From: Tim Brown at FrontPorch Politics
According to former Attorney General Michael Mukasey, who appeared on Fox News’ ‘Hannity’ on Friday, Barack Obama drafted a memo to protect himself from blame if the mission to kill or capture Osama Bin Laden would have failed. This would have allowed Obama to then place the blame of the failure of the mission on General William H. McRaven.
Mukasey wrote about this in the Wall Street Journal this week.
He told Sean Hannity,
“That was a highly lawyered memo (designed to protect the president politically)… I think there’s going to be more that’s going to be tumbling out about that escapade but so far that memo is enough.“
Michael Mukasey then went on to contrast Barack Obama’s “blame game” with Abraham Lincoln and Dwight Eisenhower. In doing so he contrasted the way Barack Obama calculates to take credit for himself and place blame on others.

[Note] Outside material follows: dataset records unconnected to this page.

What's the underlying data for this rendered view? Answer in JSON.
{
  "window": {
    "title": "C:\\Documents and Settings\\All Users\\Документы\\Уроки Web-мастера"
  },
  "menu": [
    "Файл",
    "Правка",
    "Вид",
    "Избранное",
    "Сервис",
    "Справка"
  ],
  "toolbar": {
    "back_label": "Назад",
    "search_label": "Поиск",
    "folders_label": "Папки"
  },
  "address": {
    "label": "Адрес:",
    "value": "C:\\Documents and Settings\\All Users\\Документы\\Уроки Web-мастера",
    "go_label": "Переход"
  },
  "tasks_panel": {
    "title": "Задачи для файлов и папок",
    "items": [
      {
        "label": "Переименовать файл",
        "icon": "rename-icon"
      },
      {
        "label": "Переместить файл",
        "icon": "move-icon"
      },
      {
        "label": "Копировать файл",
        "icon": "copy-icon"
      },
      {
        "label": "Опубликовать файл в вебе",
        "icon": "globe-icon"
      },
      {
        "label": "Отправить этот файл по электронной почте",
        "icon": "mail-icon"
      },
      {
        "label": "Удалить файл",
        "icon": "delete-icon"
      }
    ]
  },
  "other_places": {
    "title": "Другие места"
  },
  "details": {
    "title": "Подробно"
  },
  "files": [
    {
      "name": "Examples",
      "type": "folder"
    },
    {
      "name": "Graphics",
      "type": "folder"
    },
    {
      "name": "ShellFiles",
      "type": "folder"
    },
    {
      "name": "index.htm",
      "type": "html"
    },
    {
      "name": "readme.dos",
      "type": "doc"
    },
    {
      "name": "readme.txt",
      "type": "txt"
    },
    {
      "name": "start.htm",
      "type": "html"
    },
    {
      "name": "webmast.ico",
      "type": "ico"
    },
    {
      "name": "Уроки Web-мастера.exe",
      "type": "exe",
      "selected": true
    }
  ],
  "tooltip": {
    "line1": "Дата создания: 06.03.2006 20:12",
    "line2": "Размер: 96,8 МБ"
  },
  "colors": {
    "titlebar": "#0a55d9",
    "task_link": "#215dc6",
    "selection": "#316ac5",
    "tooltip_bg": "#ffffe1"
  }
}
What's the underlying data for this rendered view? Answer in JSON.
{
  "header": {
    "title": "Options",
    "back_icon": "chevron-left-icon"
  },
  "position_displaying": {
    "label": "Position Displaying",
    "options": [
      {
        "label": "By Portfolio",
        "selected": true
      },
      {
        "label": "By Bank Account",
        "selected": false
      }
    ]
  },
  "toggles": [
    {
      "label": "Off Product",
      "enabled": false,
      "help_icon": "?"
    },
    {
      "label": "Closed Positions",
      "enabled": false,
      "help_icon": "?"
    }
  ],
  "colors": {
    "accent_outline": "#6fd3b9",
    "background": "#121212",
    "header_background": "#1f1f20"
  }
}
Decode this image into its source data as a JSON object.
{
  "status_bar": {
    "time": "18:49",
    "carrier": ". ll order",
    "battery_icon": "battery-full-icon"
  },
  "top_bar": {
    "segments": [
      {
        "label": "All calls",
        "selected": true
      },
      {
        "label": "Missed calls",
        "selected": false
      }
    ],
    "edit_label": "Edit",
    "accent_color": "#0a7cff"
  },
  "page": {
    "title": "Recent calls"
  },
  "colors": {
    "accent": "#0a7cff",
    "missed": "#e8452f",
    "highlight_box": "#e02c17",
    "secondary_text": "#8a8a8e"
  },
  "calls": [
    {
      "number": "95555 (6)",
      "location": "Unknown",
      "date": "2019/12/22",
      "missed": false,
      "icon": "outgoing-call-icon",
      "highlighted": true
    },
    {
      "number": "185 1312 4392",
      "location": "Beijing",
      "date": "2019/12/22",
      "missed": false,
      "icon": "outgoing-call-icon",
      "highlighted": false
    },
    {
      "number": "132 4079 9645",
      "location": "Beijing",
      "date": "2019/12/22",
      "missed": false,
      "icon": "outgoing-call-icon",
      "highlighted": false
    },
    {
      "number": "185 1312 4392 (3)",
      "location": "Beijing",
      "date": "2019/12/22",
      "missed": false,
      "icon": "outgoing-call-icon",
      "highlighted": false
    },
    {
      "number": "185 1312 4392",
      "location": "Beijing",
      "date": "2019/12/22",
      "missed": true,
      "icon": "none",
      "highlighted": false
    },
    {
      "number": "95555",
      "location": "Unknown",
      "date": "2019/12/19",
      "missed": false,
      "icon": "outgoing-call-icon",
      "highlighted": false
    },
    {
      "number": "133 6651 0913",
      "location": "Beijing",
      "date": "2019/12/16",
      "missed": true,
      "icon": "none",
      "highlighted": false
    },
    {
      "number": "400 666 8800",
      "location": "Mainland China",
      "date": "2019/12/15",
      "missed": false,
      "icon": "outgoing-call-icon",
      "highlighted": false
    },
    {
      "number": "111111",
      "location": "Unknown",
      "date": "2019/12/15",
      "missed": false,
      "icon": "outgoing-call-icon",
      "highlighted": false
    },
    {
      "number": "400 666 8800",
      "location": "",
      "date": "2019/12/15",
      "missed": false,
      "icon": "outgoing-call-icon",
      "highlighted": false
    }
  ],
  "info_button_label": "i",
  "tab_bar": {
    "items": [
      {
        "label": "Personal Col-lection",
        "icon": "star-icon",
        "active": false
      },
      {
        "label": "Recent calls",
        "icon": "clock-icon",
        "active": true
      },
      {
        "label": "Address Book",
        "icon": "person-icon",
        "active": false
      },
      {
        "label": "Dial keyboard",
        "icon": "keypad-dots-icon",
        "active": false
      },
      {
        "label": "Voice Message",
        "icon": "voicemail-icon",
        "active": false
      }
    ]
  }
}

When it came to Lincoln and the failures attributed to General George McClellan and Secretary of War Edwin Stanton, Lincoln took the blame stating, “I stand here, as justice requires me to do, to take upon myself what has been charged upon the Secretary of War.”

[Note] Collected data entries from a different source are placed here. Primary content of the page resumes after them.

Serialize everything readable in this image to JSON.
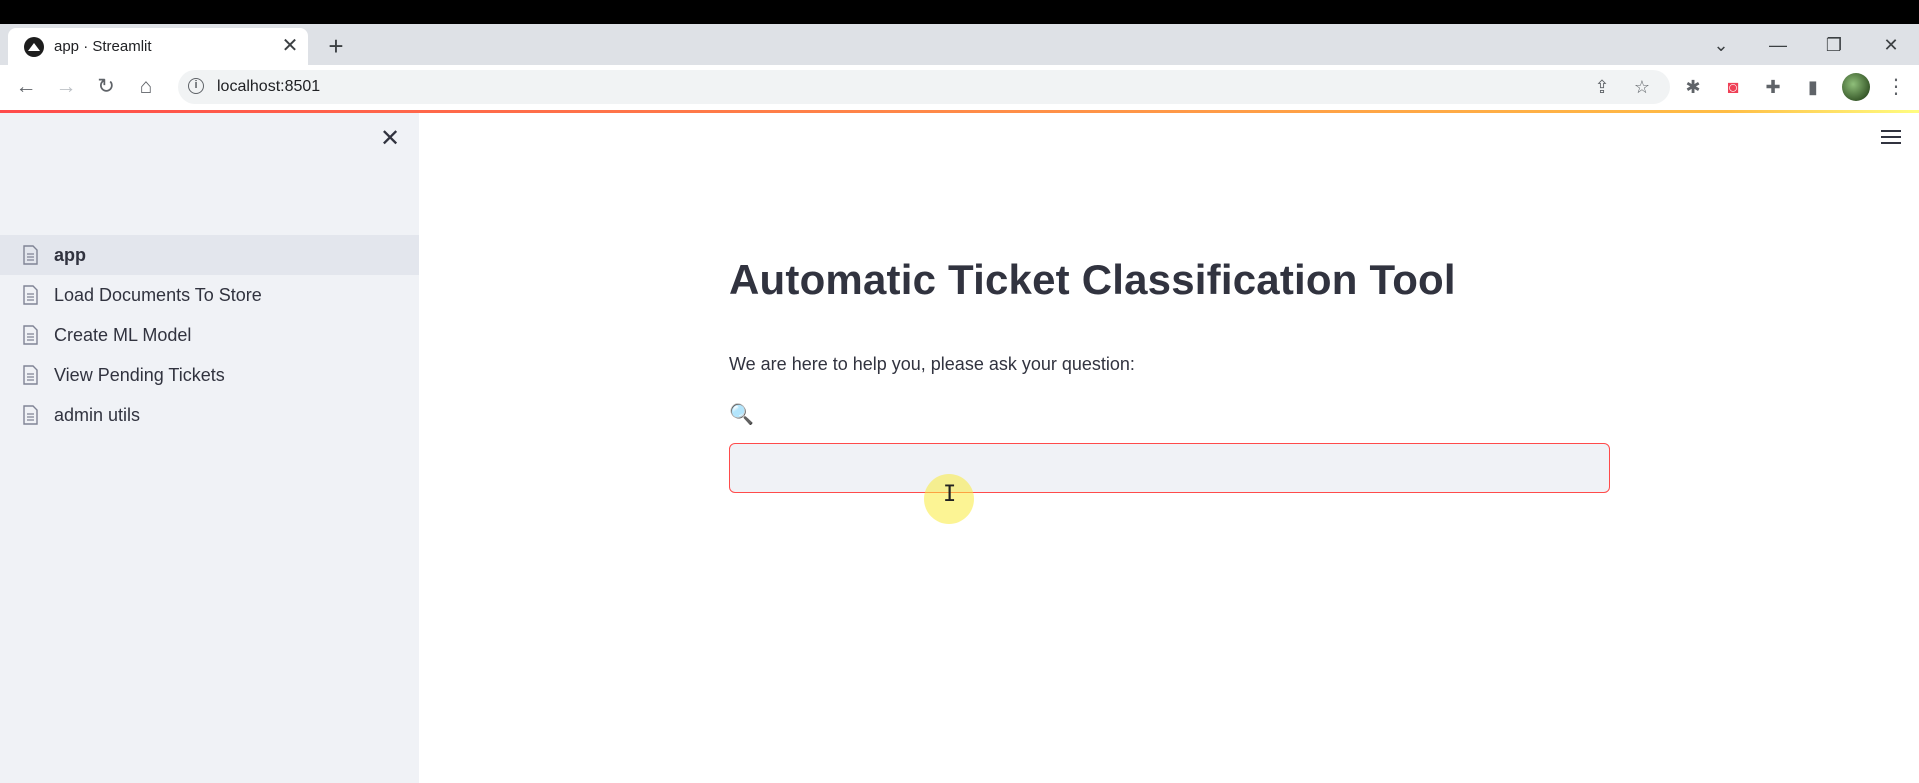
{
  "browser": {
    "tab_title": "app · Streamlit",
    "tab_close": "✕",
    "new_tab": "+",
    "window_controls": [
      "⌄",
      "—",
      "❐",
      "✕"
    ],
    "url": "localhost:8501",
    "nav": {
      "back": "←",
      "forward": "→",
      "reload": "↻",
      "home": "⌂"
    },
    "omnibox_icons": [
      "share-icon",
      "bookmark-star-icon"
    ],
    "extensions": [
      "ladybug-extension-icon",
      "pocket-icon",
      "puzzle-extensions-icon",
      "side-panel-icon"
    ],
    "menu": "⋮"
  },
  "sidebar": {
    "close": "✕",
    "items": [
      {
        "label": "app",
        "active": true
      },
      {
        "label": "Load Documents To Store",
        "active": false
      },
      {
        "label": "Create ML Model",
        "active": false
      },
      {
        "label": "View Pending Tickets",
        "active": false
      },
      {
        "label": "admin utils",
        "active": false
      }
    ]
  },
  "main": {
    "title": "Automatic Ticket Classification Tool",
    "subtitle": "We are here to help you, please ask your question:",
    "input_label": "🔍",
    "input_value": ""
  },
  "colors": {
    "accent": "#ff4b4b",
    "sidebar_bg": "#f0f2f6",
    "text": "#31333f"
  }
}
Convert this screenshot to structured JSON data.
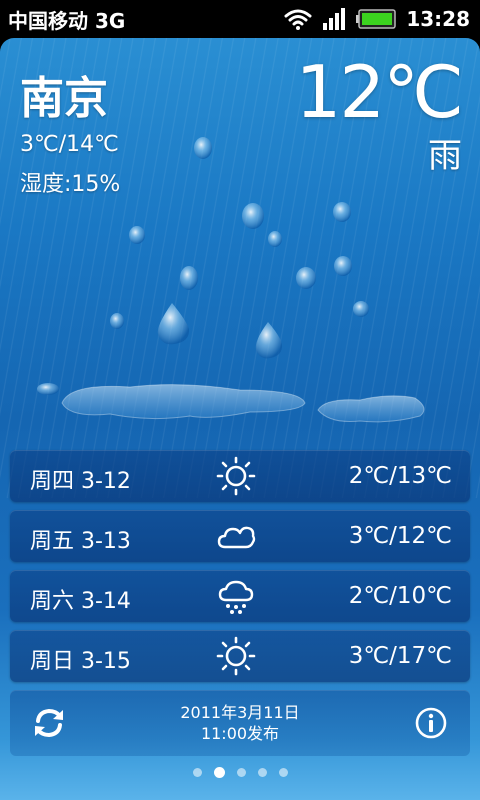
{
  "status_bar": {
    "carrier": "中国移动 3G",
    "time": "13:28",
    "battery_color": "#3cd31f"
  },
  "current": {
    "city": "南京",
    "temperature": "12℃",
    "condition": "雨",
    "range": "3℃/14℃",
    "humidity": "湿度:15%"
  },
  "forecast": [
    {
      "day": "周四 3-12",
      "icon": "sunny-icon",
      "temp": "2℃/13℃"
    },
    {
      "day": "周五 3-13",
      "icon": "cloudy-icon",
      "temp": "3℃/12℃"
    },
    {
      "day": "周六 3-14",
      "icon": "rain-cloud-icon",
      "temp": "2℃/10℃"
    },
    {
      "day": "周日 3-15",
      "icon": "sunny-icon",
      "temp": "3℃/17℃"
    }
  ],
  "footer": {
    "publish_date": "2011年3月11日",
    "publish_time": "11:00发布"
  },
  "pager": {
    "pages": 5,
    "active": 1
  },
  "colors": {
    "background_top": "#2a8fd3",
    "background_bottom": "#5ab3ea",
    "row_bg": "#0a3c82"
  }
}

Dwight Eisenhower was very similar. In the famous statement penned before the Normandy invasion, in anticipation of failure, Eisenhower wrote, “My decision to attack at this time and place was based upon the best information available. The troops, the air and the Navy did all that bravery and devotion to duty could do. If any blame attaches to the attempt it is mine alone.”
Once the invasion had been successful, Eisenhower didn’t take credit, but rather gave credit where it was due. “One week ago this morning there was established through your coordinated efforts our first foothold in northwestern Europe. High as was my preinvasion confidence in your courage, skill and effectiveness . . . your accomplishments . . . have exceeded my brightest hopes. I truly congratulate you upon a brilliantly successful beginning. . . . Liberty loving people everywhere would today like to join me in saying to you, ‘I am proud of you.”
Look how far we have come from the days when a man took responsibility for his decisions instead of blaming others.